In my Opinion

2006-07-13 / Columns

More fields of yellow for Dufferin?
Wes Keller

If a group that toured Beslea Farms at Shelburne last Friday is right, there's a

great future in bio-diesel production, and you're likely to see more of local fields of yellow flowering canola as growers of that cash crop scramble to meet a growing demand for the oil they produce.

Gregory Penner PhD, the president and chief executive officer of a company he calls NeoVentures Biotechnology Inc. in Guelph, said bio-diesel fuel is just as efficient but much safer than that derived from petroleum.

"If there's a spill of bio-diesel produced from canola oil, you can just wash it away. It poses no risk to the environment," he said. Not so with the petroleum variety, however, in which case a spill would contaminate the soil on which it had splashed.

Curiously, scientists say that vegetable oils are derived from the same source as petroleum. "Children are told that oil came from the dinosaurs," reads one website on the topic. It goes on to say that some of the oil might have come from that source, but ultimately it has come from ancient vegetation.

In other recent news reports, the James Richardson group of companies in Winnipeg is proposing a multi-million-dollar canola crushing plant to be built in either one of the Canadian prairie provinces or in North Dakota.

Mr. Richardson is practically an historic figure in the grain business. The company occupies what was, until recently at least, the most imposing building in downtown Winnipeg at the windswept corner of Portage and Main.

The company is not likely to err in its judgment of the canola market. The investment decision has come at a time when the European market has an almost insatiable appetite for canola oil.

It's not that the population has taken to deep-frying everything in canola oil. It is that much of the oil is likely destined to be converted to bio-diesel fuel.

For canola farmers, a market for bio-diesel fuel probably offers a solution for problems associated with adverse weather conditions, including less-than-ideal temperatures.

Last year, growers had problems disposing of their crops because the seeds - although oily - were largely of a poor grade. The only crushing plant in Ontario is in Windsor, and it was refusing to take shipments of the poorer-grade seeds.

At the same time, experts at the Ontario Ministry of Agriculture Food and Rural Affairs (OMAFRA) were advising extreme caution in feeding the seeds to livestock because of the oil content.

Mr. Penner and John Brooks told the Shelburne gathering last week that the seeds that couldn't be marketed last year could have been used for the production of bio-diesel, so there would have been a market.

But what if the automotive industry doesn't want bio-diesel?

Mr. Brooks, without revealing much detail, said he's associated with a group that intends to build a combination canola crushing/ electrical generation facility near Waterloo at an estimated cost of a bit less than a million dollars. (He said $950,000, which sounded like a pittance in terms of today's costs for such things.)

The facility would use the bio-diesel to fuel engines similar to those used in jet aircraft to power the generators for electricity, thereby adding another item to Ontario's stock of complementary systems to meet a growing demand of a mushrooming population in and around the Golden Horseshoe and Greater Toronto Area.

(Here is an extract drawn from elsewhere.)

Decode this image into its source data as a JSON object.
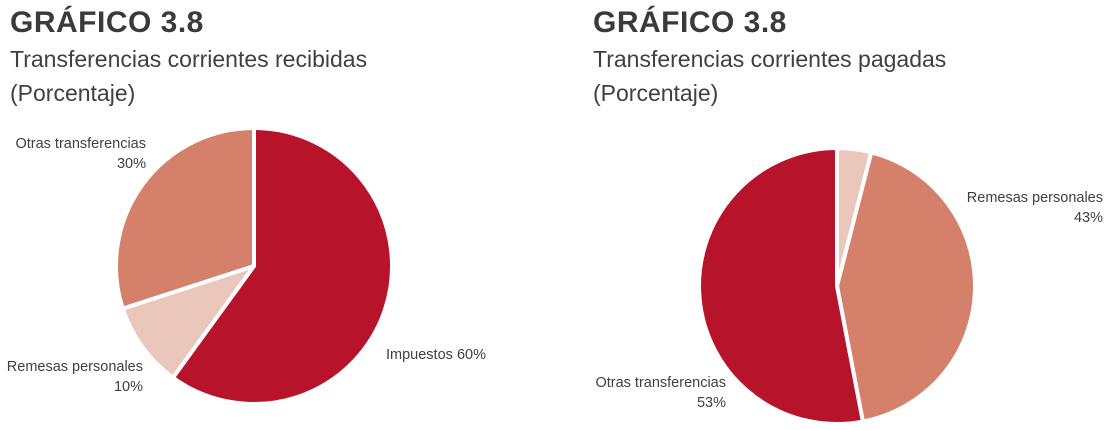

This raises the topic of measures being taken to fulfill the provincial government's promise of cleaner energy and cleaner water.

Tapping the wind and the sun for energy has been one measure that will ultimately reduce the province's reliance on coal-fired electrical generators.

Along with that, new nuclear plants are to be built, and stream-fed hydroelectric generators are in the works.

If Mr. Penner and Mr. Brooks are right that bio-diesel is not only cleaner burning but less non-contaminating in the event of spills, it might be a step in the right direction toward avoiding pollution of both the atmosphere and groundwater.

Dufferin's move toward gasification of garbage, and possible use of the gases to fuel electrical generators, would appear to be another such measure - as is the future plant at Dundalk.

But one boat is being missed, so to speak. Old landfill sites are producing methane gas constantly. I have to wonder why that is not being tapped.